To verify the C++ code, I was using a simple command-line wrapper to build it with a native compiler and test basic prompt completion functions. I set up the APIs of the generated code to cleanly plug into the CLI or the webasm wrapper without modification.
This took a fair amount of tinkering to find all the right compile flags to arrive at the exposed JS api that made sense to me, as well as bundling everything into a single file to simplify the html inclusion.
WebAssembly definitely favors C apis, so I settled on some classic C patterns like writing into pre-allocated buffers passed by pointer. Model RNN states were just held as singleton (global) variables which was good enough for this use case.
extern "C" {
void model_reset();
int model_step(int prevtok, float temperature);
int model_encode(char const* str, int str_len, int * out, int out_len);
int model_decode(int const* toks, int toks_len, char * out, int out_len);
} // extern C
Astute readers might notice that I merged the prefill and generate functions under model_step
. Don't worry, it's not much wasted compute here, and it just wasn't worth the trouble to optimize the prefill path.

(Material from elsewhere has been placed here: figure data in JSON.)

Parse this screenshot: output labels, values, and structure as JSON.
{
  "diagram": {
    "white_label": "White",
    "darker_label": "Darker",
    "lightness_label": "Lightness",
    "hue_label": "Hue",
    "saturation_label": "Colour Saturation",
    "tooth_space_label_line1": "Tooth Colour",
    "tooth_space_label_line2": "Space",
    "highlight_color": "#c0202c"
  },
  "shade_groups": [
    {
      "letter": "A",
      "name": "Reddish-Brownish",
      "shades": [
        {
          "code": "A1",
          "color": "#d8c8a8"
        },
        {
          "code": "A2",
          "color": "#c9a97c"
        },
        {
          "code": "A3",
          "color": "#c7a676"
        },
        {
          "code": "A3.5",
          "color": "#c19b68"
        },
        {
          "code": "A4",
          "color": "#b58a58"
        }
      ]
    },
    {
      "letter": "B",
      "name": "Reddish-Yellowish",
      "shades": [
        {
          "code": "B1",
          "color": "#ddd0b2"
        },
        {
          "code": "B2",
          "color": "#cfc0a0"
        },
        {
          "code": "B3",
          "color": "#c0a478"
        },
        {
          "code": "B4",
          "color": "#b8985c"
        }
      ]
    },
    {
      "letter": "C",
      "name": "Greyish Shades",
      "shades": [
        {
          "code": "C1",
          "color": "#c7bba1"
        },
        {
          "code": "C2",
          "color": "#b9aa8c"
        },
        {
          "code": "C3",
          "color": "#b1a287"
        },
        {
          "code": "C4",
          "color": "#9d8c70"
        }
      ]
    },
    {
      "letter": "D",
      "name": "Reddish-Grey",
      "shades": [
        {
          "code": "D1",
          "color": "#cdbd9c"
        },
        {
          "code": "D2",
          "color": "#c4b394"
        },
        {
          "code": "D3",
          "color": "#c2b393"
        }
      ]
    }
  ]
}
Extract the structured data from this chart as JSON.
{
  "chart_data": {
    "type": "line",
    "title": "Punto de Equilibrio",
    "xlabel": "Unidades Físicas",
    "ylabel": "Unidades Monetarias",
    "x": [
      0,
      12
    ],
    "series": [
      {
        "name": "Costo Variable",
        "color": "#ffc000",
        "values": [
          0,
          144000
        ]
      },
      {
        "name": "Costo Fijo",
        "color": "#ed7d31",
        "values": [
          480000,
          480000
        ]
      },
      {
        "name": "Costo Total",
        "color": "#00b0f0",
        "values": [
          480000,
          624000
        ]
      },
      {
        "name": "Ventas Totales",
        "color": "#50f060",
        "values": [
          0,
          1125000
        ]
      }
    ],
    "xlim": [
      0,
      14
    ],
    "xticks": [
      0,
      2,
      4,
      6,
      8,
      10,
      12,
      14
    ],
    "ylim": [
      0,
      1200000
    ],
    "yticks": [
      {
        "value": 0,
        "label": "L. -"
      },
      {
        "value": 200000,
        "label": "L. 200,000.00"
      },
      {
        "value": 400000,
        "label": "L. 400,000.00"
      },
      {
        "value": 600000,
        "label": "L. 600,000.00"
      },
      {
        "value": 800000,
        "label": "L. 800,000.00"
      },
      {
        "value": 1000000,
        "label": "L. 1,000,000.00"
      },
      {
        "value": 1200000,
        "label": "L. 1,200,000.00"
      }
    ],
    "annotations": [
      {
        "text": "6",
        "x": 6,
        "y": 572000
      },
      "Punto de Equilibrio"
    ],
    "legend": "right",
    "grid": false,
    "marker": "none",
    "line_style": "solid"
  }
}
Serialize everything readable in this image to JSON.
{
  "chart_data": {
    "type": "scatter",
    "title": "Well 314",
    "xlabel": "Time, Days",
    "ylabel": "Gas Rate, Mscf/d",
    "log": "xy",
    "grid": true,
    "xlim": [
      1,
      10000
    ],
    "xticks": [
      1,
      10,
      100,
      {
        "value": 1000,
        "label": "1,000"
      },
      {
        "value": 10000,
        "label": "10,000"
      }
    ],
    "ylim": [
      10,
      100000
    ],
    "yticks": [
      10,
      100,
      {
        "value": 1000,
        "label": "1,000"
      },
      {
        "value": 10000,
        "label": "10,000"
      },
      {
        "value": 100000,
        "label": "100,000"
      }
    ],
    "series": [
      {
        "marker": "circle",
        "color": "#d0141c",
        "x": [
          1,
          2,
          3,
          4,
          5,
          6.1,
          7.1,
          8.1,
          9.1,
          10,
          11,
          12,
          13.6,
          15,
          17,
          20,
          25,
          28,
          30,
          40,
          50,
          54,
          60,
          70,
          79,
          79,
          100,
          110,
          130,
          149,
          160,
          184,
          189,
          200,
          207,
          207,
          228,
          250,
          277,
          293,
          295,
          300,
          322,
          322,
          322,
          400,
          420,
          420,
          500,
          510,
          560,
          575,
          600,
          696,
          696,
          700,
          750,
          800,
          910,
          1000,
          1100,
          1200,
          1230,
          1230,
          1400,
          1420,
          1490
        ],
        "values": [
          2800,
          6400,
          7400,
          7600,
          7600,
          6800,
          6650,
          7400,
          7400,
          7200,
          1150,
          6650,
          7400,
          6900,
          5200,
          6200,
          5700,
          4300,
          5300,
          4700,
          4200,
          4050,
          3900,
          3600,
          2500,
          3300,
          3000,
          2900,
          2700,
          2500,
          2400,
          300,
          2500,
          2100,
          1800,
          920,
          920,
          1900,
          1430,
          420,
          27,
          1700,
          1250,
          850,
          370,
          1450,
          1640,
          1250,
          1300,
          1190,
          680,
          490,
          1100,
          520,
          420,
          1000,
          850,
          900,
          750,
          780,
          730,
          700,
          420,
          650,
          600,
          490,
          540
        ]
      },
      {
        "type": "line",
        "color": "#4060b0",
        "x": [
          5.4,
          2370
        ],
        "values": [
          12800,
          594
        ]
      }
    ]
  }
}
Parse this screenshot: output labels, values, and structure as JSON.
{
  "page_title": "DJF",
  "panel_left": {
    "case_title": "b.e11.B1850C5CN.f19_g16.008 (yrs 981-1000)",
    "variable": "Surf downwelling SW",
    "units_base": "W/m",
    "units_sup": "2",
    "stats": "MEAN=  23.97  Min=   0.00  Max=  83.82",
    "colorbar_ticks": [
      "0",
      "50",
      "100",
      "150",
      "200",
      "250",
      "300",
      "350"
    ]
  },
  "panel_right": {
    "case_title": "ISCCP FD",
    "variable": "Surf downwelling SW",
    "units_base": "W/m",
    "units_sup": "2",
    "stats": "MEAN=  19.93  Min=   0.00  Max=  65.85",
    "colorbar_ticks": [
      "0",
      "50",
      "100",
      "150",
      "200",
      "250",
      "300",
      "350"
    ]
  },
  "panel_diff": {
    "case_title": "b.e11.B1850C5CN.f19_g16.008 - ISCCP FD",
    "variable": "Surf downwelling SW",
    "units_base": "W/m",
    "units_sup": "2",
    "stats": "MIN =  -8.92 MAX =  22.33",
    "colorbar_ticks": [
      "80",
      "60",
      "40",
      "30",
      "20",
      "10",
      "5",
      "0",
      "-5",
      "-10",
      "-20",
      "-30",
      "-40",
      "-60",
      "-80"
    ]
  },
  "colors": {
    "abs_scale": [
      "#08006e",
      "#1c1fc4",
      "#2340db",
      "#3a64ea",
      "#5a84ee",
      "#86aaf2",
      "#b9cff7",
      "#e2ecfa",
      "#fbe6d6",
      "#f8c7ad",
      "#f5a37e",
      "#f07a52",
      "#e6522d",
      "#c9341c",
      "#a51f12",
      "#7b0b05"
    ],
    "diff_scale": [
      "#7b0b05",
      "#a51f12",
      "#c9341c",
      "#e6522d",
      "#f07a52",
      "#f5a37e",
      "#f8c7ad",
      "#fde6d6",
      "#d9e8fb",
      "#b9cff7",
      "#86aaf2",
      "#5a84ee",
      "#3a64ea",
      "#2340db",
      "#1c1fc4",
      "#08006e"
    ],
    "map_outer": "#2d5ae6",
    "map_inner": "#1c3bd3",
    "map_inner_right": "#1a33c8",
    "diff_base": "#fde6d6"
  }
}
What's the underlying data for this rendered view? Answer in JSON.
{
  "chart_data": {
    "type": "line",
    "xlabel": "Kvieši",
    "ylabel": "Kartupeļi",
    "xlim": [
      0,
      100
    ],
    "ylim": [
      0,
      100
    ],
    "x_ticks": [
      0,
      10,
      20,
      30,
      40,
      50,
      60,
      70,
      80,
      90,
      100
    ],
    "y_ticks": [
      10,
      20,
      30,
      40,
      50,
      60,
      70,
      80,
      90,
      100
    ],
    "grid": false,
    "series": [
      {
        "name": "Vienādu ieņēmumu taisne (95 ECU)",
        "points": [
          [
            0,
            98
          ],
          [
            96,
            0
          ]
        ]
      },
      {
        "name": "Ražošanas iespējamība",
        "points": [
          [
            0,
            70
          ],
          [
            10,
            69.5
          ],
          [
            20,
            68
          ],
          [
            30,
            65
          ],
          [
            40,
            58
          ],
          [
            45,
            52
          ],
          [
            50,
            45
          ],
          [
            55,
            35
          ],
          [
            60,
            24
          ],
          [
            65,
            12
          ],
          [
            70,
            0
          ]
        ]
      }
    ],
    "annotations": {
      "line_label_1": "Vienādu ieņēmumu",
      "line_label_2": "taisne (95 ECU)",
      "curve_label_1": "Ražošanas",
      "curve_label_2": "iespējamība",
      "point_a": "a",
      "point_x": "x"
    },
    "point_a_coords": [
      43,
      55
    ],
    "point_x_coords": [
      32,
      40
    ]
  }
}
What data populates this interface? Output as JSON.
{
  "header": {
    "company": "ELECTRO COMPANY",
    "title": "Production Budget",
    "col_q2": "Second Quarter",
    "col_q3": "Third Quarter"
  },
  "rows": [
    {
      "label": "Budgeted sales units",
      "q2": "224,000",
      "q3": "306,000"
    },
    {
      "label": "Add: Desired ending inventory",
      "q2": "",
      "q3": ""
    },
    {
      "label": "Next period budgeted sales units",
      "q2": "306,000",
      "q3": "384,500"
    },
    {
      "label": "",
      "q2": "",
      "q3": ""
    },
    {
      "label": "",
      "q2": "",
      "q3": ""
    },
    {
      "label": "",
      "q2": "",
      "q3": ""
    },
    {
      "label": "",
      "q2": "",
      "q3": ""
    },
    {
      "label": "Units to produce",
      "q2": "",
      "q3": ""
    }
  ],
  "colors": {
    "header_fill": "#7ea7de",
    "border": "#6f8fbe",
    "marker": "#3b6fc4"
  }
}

This allowed me to write a simple chat app in HTML/JS to feed user generated prompt text in, and display model generated completions.
The tiny Wikipedia model has with a final wasm size of 23.5 MB.
The super tiny Finnegan's Wake model has a final was size of 4.7 MB.
Both models give very low quality responses, especially by today's standards. But it was a great experience to build all these parts from scratch. And being able to download a working language model model and runtime in the same time as 1 high res JPEG is an unusual result these days!